Place fish in single layer in shallow dish. Spoon half of the parsley sauce over fish. Set aside remaining sauce. Turn fish over to coat in the sauce. Cover and chill at least 1 hour and up to 3 hours, turning fish occasionally.
Preheat broiler. Place fish, with sauce still clinging to it, on a broiler pan. Broil until fish is just cooked in the center, about 3-4 minutes per side. Transfer to platter. Spoon remaining parsley sauce over. Garnish with lemon wedges and serve.
Spaghetti with Bay Scallops and Parsley
Yield: 2-3 servings
- 2 tablespoons olive oil, divided
- 1/4 cup diced pancetta
- 1 cup bay scallops or sea scallops quartered
- Kosher salt
- 1/2 pound spaghetti
- 1 shallot, minced
- 3 cloves garlic, minced
- 1/4 teaspoon crushed red pepper flakes
- 1/4 cup flat-leaf parsley, chopped
- 1 tablespoon butter
Bring a large pot of salted water to a boil over medium heat. Cook pasta according to directions. Drain, reserving ½ cup pasta water.
Put a large saute pan over medium-high heat. Add 1 tablespoon oil and pancetta and cook until the pancetta is rendered and crispy, about 2 to 3 minutes. Season scallops with a little salt and add the scallops to the pan. Cook until slightly golden, about 1 minute, turning constantly. Add the shallots, garlic and red pepper flakes and give the pan a shake.
Transfer the cooked pasta directly into the saute pan with the scallops, Add the 1/2 cup pasta water to the pan to create a sauce consistency and reduce the heat. Stir in the parsley, remaining olive oil and butter. Taste and add salt, if necessary. Transfer the pasta to a serving dish and serve immediately
Roasted Brisket with Parsley
Serves 10 to 12
- 1 (4 pound) beef brisket, trimmed
- 1 teaspoon fine sea salt
- Ground black pepper, to taste
- 3/4 cup roughly chopped fresh parsley
- 2 tablespoons roughly chopped fresh thyme
- 2 tablespoons red wine vinegar
- 1 teaspoon crushed red pepper flakes
- 6 cloves garlic
- 1 cup roughly chopped onion
- 2 cups low-sodium beef broth
Preheat the oven to 350°F.
Put parsley, thyme, vinegar, pepper flakes, garlic, onion, salt and pepper into a food processor and pulse to make a thick paste; set aside.
Season brisket all over with salt and pepper and arrange on a rack in a roasting pan; roast for 2 hours.

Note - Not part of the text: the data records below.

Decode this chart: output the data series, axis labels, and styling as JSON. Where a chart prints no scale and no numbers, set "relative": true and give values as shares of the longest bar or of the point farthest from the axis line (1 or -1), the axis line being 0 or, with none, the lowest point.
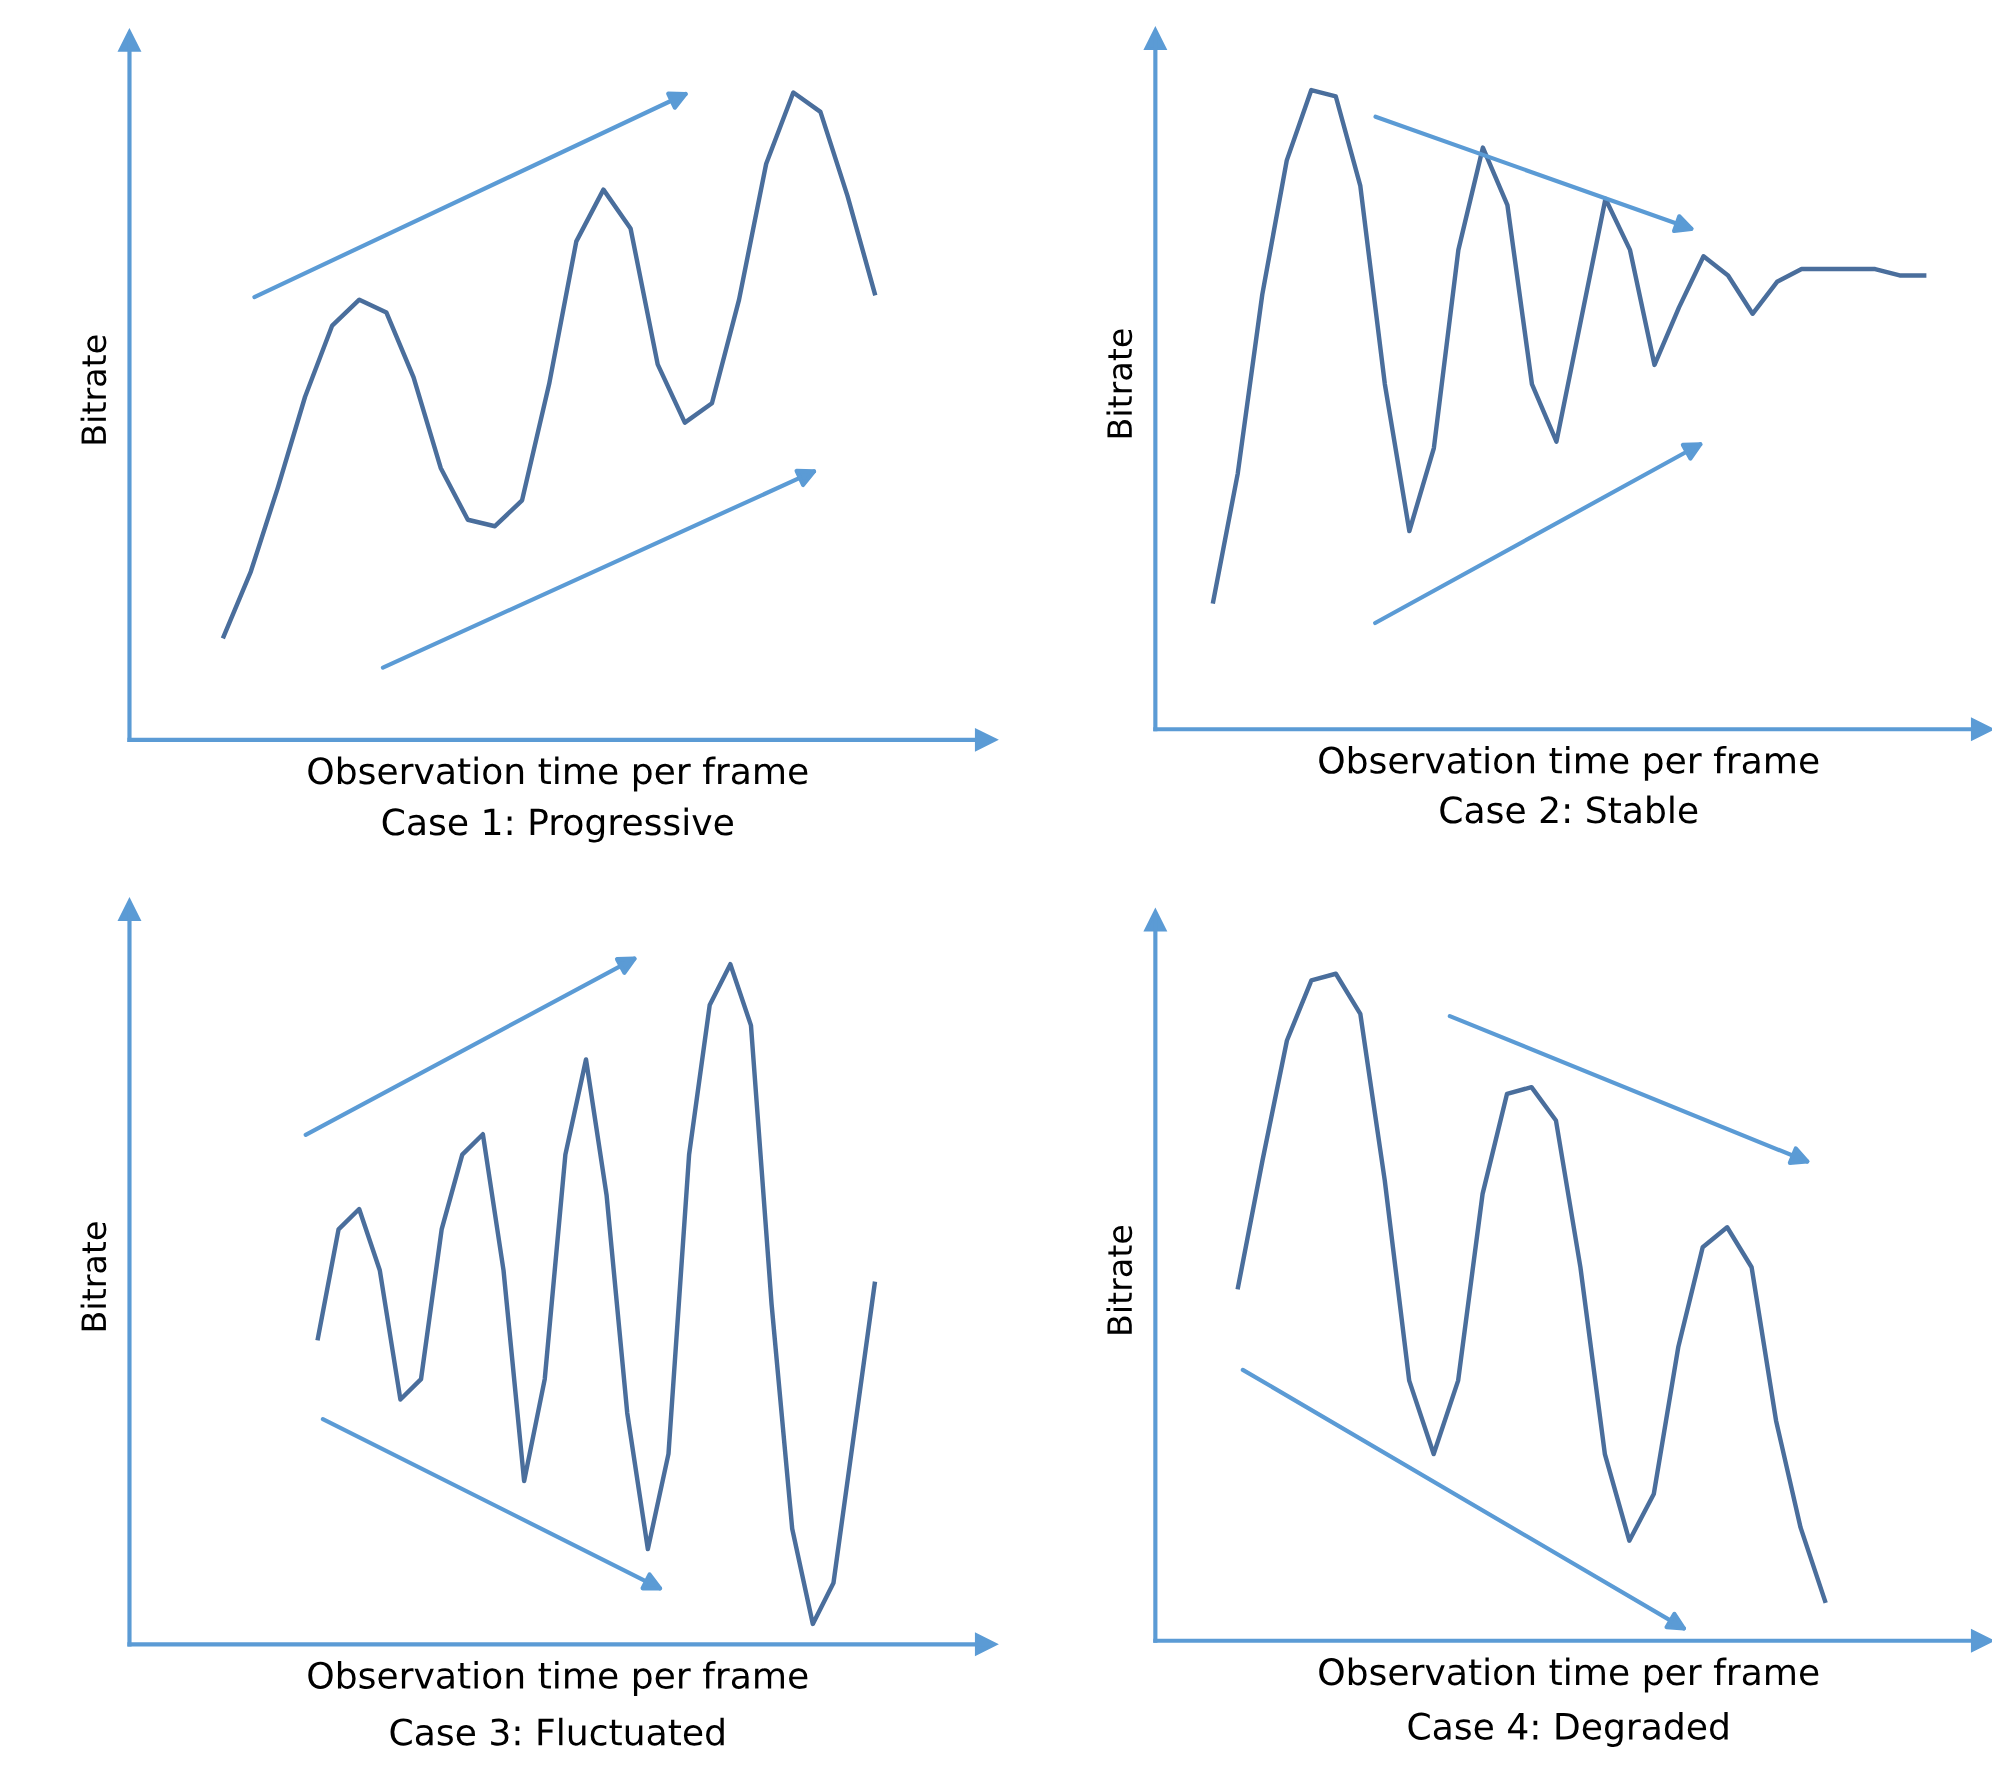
{
  "chart_data": [
    {
      "type": "line",
      "relative": true,
      "title": "Case 1: Progressive",
      "xlabel": "Observation time per frame",
      "ylabel": "Bitrate",
      "categories": [
        null,
        null,
        null,
        null,
        null,
        null,
        null,
        null,
        null,
        null,
        null,
        null,
        null,
        null,
        null,
        null,
        null,
        null,
        null,
        null,
        null,
        null,
        null,
        null,
        null
      ],
      "series": [
        {
          "color": "#4a6e9c",
          "values": [
            0.16,
            0.26,
            0.39,
            0.53,
            0.64,
            0.68,
            0.66,
            0.56,
            0.42,
            0.34,
            0.33,
            0.37,
            0.55,
            0.77,
            0.85,
            0.79,
            0.58,
            0.49,
            0.52,
            0.68,
            0.89,
            1.0,
            0.97,
            0.84,
            0.69
          ]
        }
      ]
    },
    {
      "type": "line",
      "relative": true,
      "title": "Case 2: Stable",
      "xlabel": "Observation time per frame",
      "ylabel": "Bitrate",
      "categories": [
        null,
        null,
        null,
        null,
        null,
        null,
        null,
        null,
        null,
        null,
        null,
        null,
        null,
        null,
        null,
        null,
        null,
        null,
        null,
        null,
        null,
        null,
        null,
        null,
        null,
        null,
        null,
        null,
        null,
        null
      ],
      "series": [
        {
          "color": "#4a6e9c",
          "values": [
            0.2,
            0.4,
            0.68,
            0.89,
            1.0,
            0.99,
            0.85,
            0.54,
            0.31,
            0.44,
            0.75,
            0.91,
            0.82,
            0.54,
            0.45,
            0.64,
            0.83,
            0.75,
            0.57,
            0.66,
            0.74,
            0.71,
            0.65,
            0.7,
            0.72,
            0.72,
            0.72,
            0.72,
            0.71,
            0.71
          ]
        }
      ]
    },
    {
      "type": "line",
      "relative": true,
      "title": "Case 3: Fluctuated",
      "xlabel": "Observation time per frame",
      "ylabel": "Bitrate",
      "categories": [
        null,
        null,
        null,
        null,
        null,
        null,
        null,
        null,
        null,
        null,
        null,
        null,
        null,
        null,
        null,
        null,
        null,
        null,
        null,
        null,
        null,
        null,
        null,
        null,
        null,
        null,
        null,
        null
      ],
      "series": [
        {
          "color": "#4a6e9c",
          "values": [
            0.45,
            0.61,
            0.64,
            0.55,
            0.36,
            0.39,
            0.61,
            0.72,
            0.75,
            0.55,
            0.24,
            0.39,
            0.72,
            0.86,
            0.66,
            0.34,
            0.14,
            0.28,
            0.72,
            0.94,
            1.0,
            0.91,
            0.5,
            0.17,
            0.03,
            0.09,
            0.31,
            0.53
          ]
        }
      ]
    },
    {
      "type": "line",
      "relative": true,
      "title": "Case 4: Degraded",
      "xlabel": "Observation time per frame",
      "ylabel": "Bitrate",
      "categories": [
        null,
        null,
        null,
        null,
        null,
        null,
        null,
        null,
        null,
        null,
        null,
        null,
        null,
        null,
        null,
        null,
        null,
        null,
        null,
        null,
        null,
        null,
        null,
        null,
        null
      ],
      "series": [
        {
          "color": "#4a6e9c",
          "values": [
            0.53,
            0.72,
            0.9,
            0.99,
            1.0,
            0.94,
            0.69,
            0.39,
            0.28,
            0.39,
            0.67,
            0.82,
            0.83,
            0.78,
            0.56,
            0.28,
            0.15,
            0.22,
            0.44,
            0.59,
            0.62,
            0.56,
            0.33,
            0.17,
            0.06
          ]
        }
      ]
    }
  ]
}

Remove brisket from the oven; reduce oven temperature to 325°F. Carefully add broth to the pan, spread the parsley paste over the brisket, cover the pan with foil and continue roasting and basting every 45 minutes or so, until very tender, about 3 hours more.
Transfer brisket to a platter; set aside to let rest for 10 minutes. Skim off and discard any fat from liquid in the pan. Thinly slice brisket against the grain and spoon pan sauce over the top.